Many Asian countries are experiencing rapid growth of the aging population [52]. As stated in the aphorism “you are as old as your artery”, arterial stiffness is an indicator of biological aging and can have substantial public health implications for Asian populations [53]. Unknown to most, the world’s first automated commercial device for measuring pulse wave velocity was manufactured and sold in Japan in 1968 [54]. A measure of arterial stiffness has not been incorporated in routine clinical practice worldwide. However, Asian countries including Japan are the first to fully integrate the measure of arterial stiffness in routine clinical medicine.
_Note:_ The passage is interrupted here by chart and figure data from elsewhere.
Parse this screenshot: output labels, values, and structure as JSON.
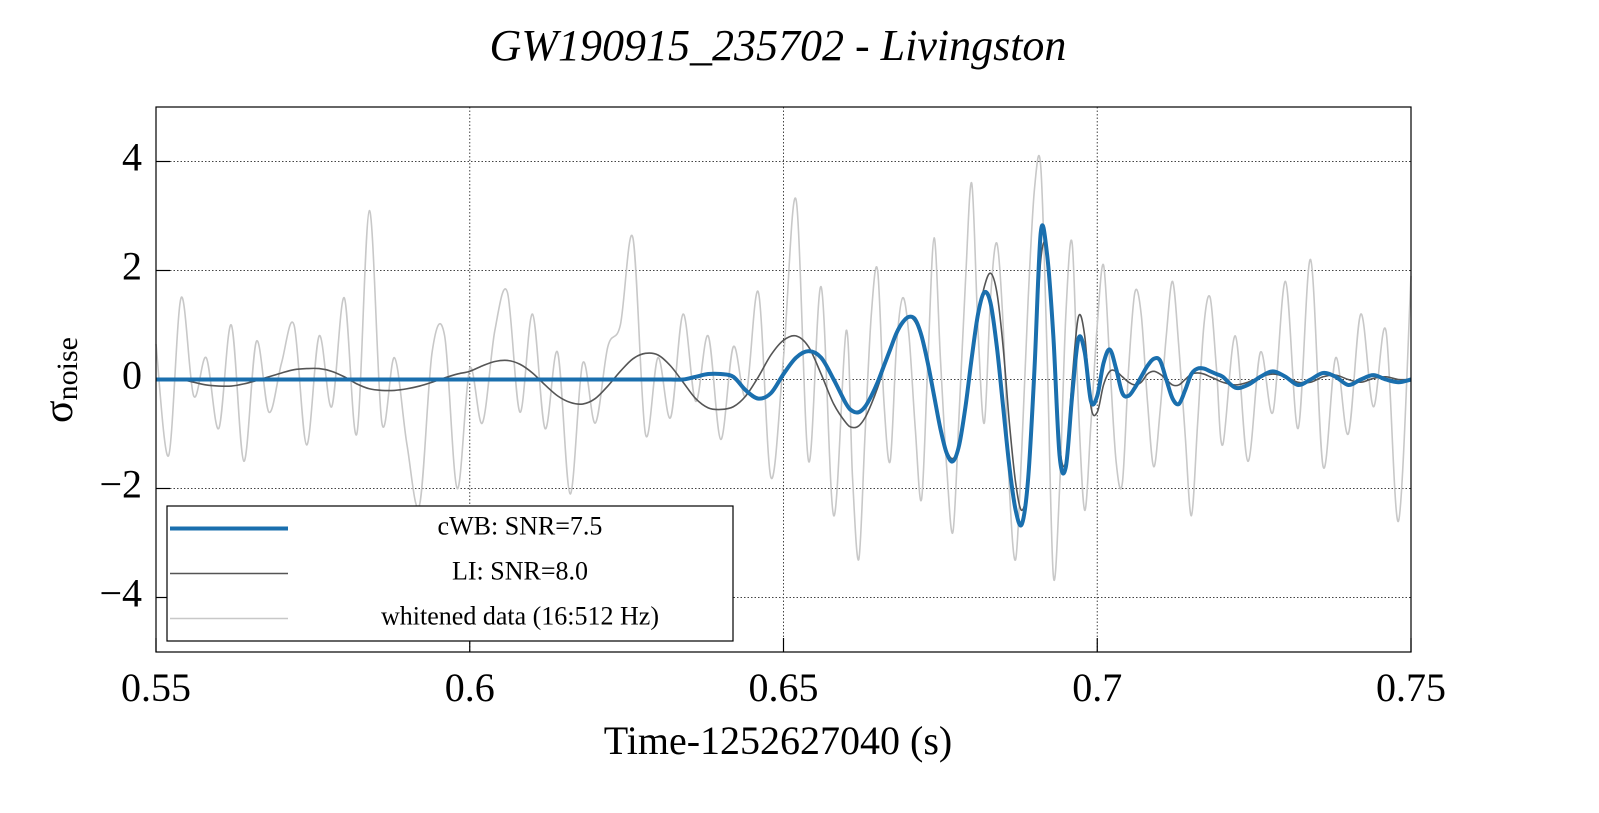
{
  "chart_data": {
    "type": "line",
    "title": "GW190915_235702 - Livingston",
    "xlabel": "Time-1252627040 (s)",
    "ylabel": "σ",
    "ylabel_subscript": "noise",
    "xlim": [
      0.55,
      0.75
    ],
    "xticks": [
      0.55,
      0.6,
      0.65,
      0.7,
      0.75
    ],
    "ylim": [
      -5,
      5
    ],
    "yticks": [
      {
        "value": -4,
        "label": "−4"
      },
      {
        "value": -2,
        "label": "−2"
      },
      0,
      2,
      4
    ],
    "grid": true,
    "legend_position": "lower left",
    "x": [
      0.55,
      0.552,
      0.554,
      0.556,
      0.558,
      0.56,
      0.562,
      0.564,
      0.566,
      0.568,
      0.57,
      0.572,
      0.574,
      0.576,
      0.578,
      0.58,
      0.582,
      0.584,
      0.586,
      0.588,
      0.59,
      0.592,
      0.594,
      0.596,
      0.598,
      0.6,
      0.602,
      0.604,
      0.606,
      0.608,
      0.61,
      0.612,
      0.614,
      0.616,
      0.618,
      0.62,
      0.622,
      0.624,
      0.626,
      0.628,
      0.63,
      0.632,
      0.634,
      0.636,
      0.638,
      0.64,
      0.642,
      0.644,
      0.646,
      0.648,
      0.65,
      0.652,
      0.654,
      0.656,
      0.658,
      0.66,
      0.661,
      0.662,
      0.663,
      0.664,
      0.665,
      0.666,
      0.667,
      0.668,
      0.669,
      0.67,
      0.671,
      0.672,
      0.673,
      0.674,
      0.675,
      0.676,
      0.677,
      0.678,
      0.679,
      0.68,
      0.681,
      0.682,
      0.683,
      0.684,
      0.685,
      0.686,
      0.687,
      0.688,
      0.689,
      0.69,
      0.691,
      0.692,
      0.693,
      0.694,
      0.695,
      0.696,
      0.697,
      0.698,
      0.699,
      0.7,
      0.701,
      0.702,
      0.703,
      0.704,
      0.705,
      0.706,
      0.707,
      0.708,
      0.709,
      0.71,
      0.711,
      0.712,
      0.713,
      0.714,
      0.715,
      0.716,
      0.717,
      0.718,
      0.719,
      0.72,
      0.722,
      0.724,
      0.726,
      0.728,
      0.73,
      0.732,
      0.734,
      0.736,
      0.738,
      0.74,
      0.742,
      0.744,
      0.746,
      0.748,
      0.75
    ],
    "series": [
      {
        "name": "whitened data (16:512 Hz)",
        "color": "#c8c8c8",
        "width": 1.6,
        "values": [
          0.65,
          -1.4,
          1.5,
          -0.3,
          0.4,
          -0.9,
          1.0,
          -1.5,
          0.7,
          -0.6,
          0.3,
          1.0,
          -1.2,
          0.8,
          -0.5,
          1.5,
          -1.0,
          3.1,
          -0.8,
          0.4,
          -1.2,
          -2.3,
          0.5,
          0.8,
          -2.0,
          0.2,
          -0.8,
          0.9,
          1.6,
          -0.6,
          1.2,
          -0.9,
          0.5,
          -2.1,
          0.3,
          -0.8,
          0.6,
          1.0,
          2.6,
          -1.0,
          0.4,
          -0.7,
          1.2,
          -0.4,
          0.8,
          -1.1,
          0.6,
          -0.3,
          1.6,
          -1.8,
          0.4,
          3.3,
          -1.5,
          1.7,
          -2.5,
          0.9,
          -1.8,
          -3.3,
          -1.0,
          1.2,
          2.0,
          -0.4,
          -1.5,
          0.6,
          1.5,
          0.8,
          -0.9,
          -2.2,
          0.3,
          2.6,
          0.4,
          -1.6,
          -2.8,
          -0.6,
          1.8,
          3.6,
          0.9,
          -0.8,
          1.5,
          2.5,
          1.0,
          -2.0,
          -3.3,
          -1.2,
          1.5,
          3.5,
          3.9,
          0.5,
          -3.6,
          -2.0,
          1.2,
          2.5,
          -0.5,
          -2.4,
          -0.8,
          1.0,
          2.1,
          0.3,
          -1.5,
          -1.9,
          0.2,
          1.6,
          1.2,
          -0.4,
          -1.6,
          -0.6,
          0.8,
          1.8,
          0.6,
          -1.0,
          -2.5,
          -0.8,
          1.0,
          1.5,
          0.2,
          -1.2,
          0.8,
          -1.5,
          0.5,
          -0.6,
          1.8,
          -0.9,
          2.2,
          -1.6,
          0.4,
          -1.0,
          1.2,
          -0.5,
          0.9,
          -2.6,
          1.9
        ]
      },
      {
        "name": "LI: SNR=8.0",
        "color": "#555555",
        "width": 1.6,
        "values": [
          0,
          0,
          0,
          -0.05,
          -0.1,
          -0.12,
          -0.12,
          -0.08,
          -0.02,
          0.05,
          0.12,
          0.18,
          0.2,
          0.2,
          0.15,
          0.05,
          -0.08,
          -0.17,
          -0.2,
          -0.2,
          -0.17,
          -0.12,
          -0.05,
          0.03,
          0.1,
          0.15,
          0.25,
          0.33,
          0.35,
          0.28,
          0.12,
          -0.1,
          -0.3,
          -0.42,
          -0.45,
          -0.35,
          -0.12,
          0.15,
          0.38,
          0.48,
          0.45,
          0.25,
          -0.05,
          -0.35,
          -0.52,
          -0.55,
          -0.5,
          -0.3,
          0.05,
          0.45,
          0.72,
          0.8,
          0.6,
          0.1,
          -0.45,
          -0.8,
          -0.88,
          -0.85,
          -0.7,
          -0.45,
          -0.15,
          0.2,
          0.55,
          0.85,
          1.05,
          1.15,
          1.05,
          0.75,
          0.25,
          -0.35,
          -0.9,
          -1.3,
          -1.45,
          -1.2,
          -0.6,
          0.3,
          1.1,
          1.7,
          1.95,
          1.6,
          0.6,
          -0.8,
          -1.9,
          -2.4,
          -1.8,
          0.2,
          2.2,
          2.4,
          0.9,
          -1.2,
          -1.5,
          0.0,
          1.15,
          0.8,
          -0.5,
          -0.6,
          -0.1,
          0.15,
          0.15,
          0.05,
          -0.05,
          -0.1,
          -0.05,
          0.1,
          0.15,
          0.1,
          0.0,
          -0.1,
          -0.1,
          0.0,
          0.1,
          0.12,
          0.1,
          0.05,
          0.0,
          -0.05,
          -0.1,
          -0.05,
          0.05,
          0.1,
          0.05,
          -0.05,
          -0.05,
          0.05,
          0.08,
          0.0,
          -0.05,
          0.02,
          0.05,
          0.0,
          0.0
        ]
      },
      {
        "name": "cWB: SNR=7.5",
        "color": "#1a6fae",
        "width": 4,
        "values": [
          0,
          0,
          0,
          0,
          0,
          0,
          0,
          0,
          0,
          0,
          0,
          0,
          0,
          0,
          0,
          0,
          0,
          0,
          0,
          0,
          0,
          0,
          0,
          0,
          0,
          0,
          0,
          0,
          0,
          0,
          0,
          0,
          0,
          0,
          0,
          0,
          0,
          0,
          0,
          0,
          0,
          0,
          0,
          0.05,
          0.1,
          0.1,
          0.05,
          -0.2,
          -0.35,
          -0.25,
          0.1,
          0.4,
          0.52,
          0.4,
          0.0,
          -0.45,
          -0.58,
          -0.6,
          -0.5,
          -0.3,
          -0.05,
          0.25,
          0.55,
          0.85,
          1.05,
          1.15,
          1.1,
          0.8,
          0.3,
          -0.3,
          -0.9,
          -1.35,
          -1.5,
          -1.2,
          -0.5,
          0.4,
          1.2,
          1.6,
          1.4,
          0.6,
          -0.5,
          -1.6,
          -2.4,
          -2.65,
          -1.8,
          0.2,
          2.7,
          2.3,
          0.8,
          -1.4,
          -1.6,
          -0.3,
          0.75,
          0.5,
          -0.4,
          -0.3,
          0.3,
          0.55,
          0.2,
          -0.25,
          -0.3,
          -0.15,
          0.05,
          0.25,
          0.38,
          0.35,
          0.0,
          -0.35,
          -0.45,
          -0.2,
          0.1,
          0.2,
          0.2,
          0.15,
          0.1,
          0.05,
          -0.15,
          -0.1,
          0.05,
          0.15,
          0.05,
          -0.1,
          0.0,
          0.12,
          0.05,
          -0.1,
          0.0,
          0.08,
          0.0,
          -0.05,
          0.0
        ]
      }
    ]
  }
}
This success is mainly attributed to the development of baPWV [49] and the cardio-ankle vascular index (CAVI) [55]. hbPWV evaluated in the present study is one of various measures of arterial stiffness that are obtained simultaneously when baPWV and CAVI are measured. However, this particular measure had been largely ignored. As indicated by our present findings, hbPWV may be a promising measure of arterial stiffness that may improve the early detection capabilities of CVD risk.

Conclusion

To further evaluate the promising modality of hbPWV in evaluating central elastic artery stiffness, we conducted combined cross-sectional and longitudinal analyses to determine age-associated changes and general CVD risk. Compared with baPWV, hbPWV demonstrated more robust associations with age and FRS. Particularly noteworthy was the feature of hbPWV to display significantly greater age-related increases even in young adults. In contrast, baPWV exhibited a gradually accelerated increment with advancing age. The ROC curve analysis further substantiated the superior efficacy of hbPWV in stratifying general CVD risk compared with baPWV. Taken together, our present findings suggest that hbPWV undergoes a linear augmentation with age, commencing from an early life stage onward, rendering it a potential marker for discerning CVD risk.